Our revels now are ended. These our actors,

As I foretold you, were all spirits, and

Are melted into air, into thin air;

And like the baseless fabric of this vision,

The cloud-capped towers, the gorgeous palaces,

The solemn temples, the great globe itself,

Yea, all which it inherit, shall dissolve;

And, like this insubstantial pageant faded,

Leave not a rack behind. We are such stuff

As dreams are made on, and our little life

Is rounded with a sleep. (4.1 148-58)

By the time Shakespeare decided to retire, theaters had been a well-established part of London for over thirty years. Many talented writers had emerged and all still remember for their plays today: Ben Jonson, John Fletcher, Thomas Dekker, John Marston, and many more. But none of these matched Shakespeare in the quality of variety of his plays.

Shakespeare’s friends and colleagues in London must have been frequently in his thoughts as he settled down in Stratford. But from 1611 on, he became more and more involved in his own affairs. His father had died in 1601 and his mother died in 1608, right before William returned to Stratford. Then sadly, his two younger brothers, Edmund and Gilbert, died within months of each other in 1612 and 1613. However, there were happier times in Shakespeare’s final years. His oldest daughter Susanna married a prosperous local doctor, Dr. John Hall. In 1616, the surviving twin, Judith, married a long standing friend of the family, Thomas Quinley. He settled his affairs and completed his will closely before his birthday on April 23. No one would have guessed that this birthday would also be the day on which William Shakespeare would die. But no one knows the exact details of his death, except that it was sudden. His tomb is marked by curious four-line verse addressed to those who have come to see his memorial:

Good friend, for Jesus sake forbeare

To dig the dust enclosed heare.

Bleste be the man that spares these stones

And curst be he that moves my bones.

Why there is such a threat, no one knows. (Garber 21)

The life of William Shakespeare is forever interwoven within each of his plays and poems.
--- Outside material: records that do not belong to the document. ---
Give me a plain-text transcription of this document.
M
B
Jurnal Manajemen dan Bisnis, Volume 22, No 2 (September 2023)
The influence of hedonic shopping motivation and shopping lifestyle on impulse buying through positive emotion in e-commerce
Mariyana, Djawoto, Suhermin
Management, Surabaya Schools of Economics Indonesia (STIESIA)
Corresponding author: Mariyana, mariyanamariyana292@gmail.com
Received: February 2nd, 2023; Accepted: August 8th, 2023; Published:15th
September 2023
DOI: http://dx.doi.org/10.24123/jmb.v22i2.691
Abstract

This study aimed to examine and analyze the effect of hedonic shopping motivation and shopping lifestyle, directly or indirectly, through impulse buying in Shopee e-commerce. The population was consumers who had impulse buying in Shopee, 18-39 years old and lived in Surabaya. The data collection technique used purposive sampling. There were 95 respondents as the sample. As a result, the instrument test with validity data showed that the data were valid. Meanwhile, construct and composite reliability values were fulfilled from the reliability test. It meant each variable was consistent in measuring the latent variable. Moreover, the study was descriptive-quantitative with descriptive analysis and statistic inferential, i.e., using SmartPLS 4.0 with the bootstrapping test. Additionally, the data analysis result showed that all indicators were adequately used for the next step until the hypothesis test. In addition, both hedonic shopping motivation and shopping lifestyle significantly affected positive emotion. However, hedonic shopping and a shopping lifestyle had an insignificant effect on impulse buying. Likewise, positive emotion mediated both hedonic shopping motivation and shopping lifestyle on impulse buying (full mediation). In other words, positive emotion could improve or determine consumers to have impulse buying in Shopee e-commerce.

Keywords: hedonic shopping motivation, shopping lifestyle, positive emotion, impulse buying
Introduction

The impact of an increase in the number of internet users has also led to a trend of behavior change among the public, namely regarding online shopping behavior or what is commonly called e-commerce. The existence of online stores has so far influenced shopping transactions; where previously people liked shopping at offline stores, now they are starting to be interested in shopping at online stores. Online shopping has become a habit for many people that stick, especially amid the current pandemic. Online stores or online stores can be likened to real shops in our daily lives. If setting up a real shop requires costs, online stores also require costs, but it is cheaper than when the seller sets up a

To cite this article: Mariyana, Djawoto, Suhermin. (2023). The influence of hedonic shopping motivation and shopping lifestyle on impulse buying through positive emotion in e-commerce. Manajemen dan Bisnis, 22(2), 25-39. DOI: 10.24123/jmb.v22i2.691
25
What is often described as the timelessness of Shakespeare, the transcendent qualities for which his plays have been praised around the world and across the centuries, is perhaps better understood as an uncanny timeliness, a capacity to speak directly to circumstances the playwright could not have anticipated or foreseen. As Shakespeare’s great rival and admirer, the poet and playwright Ben Jonson once said, “He was not of an age, but for all time.”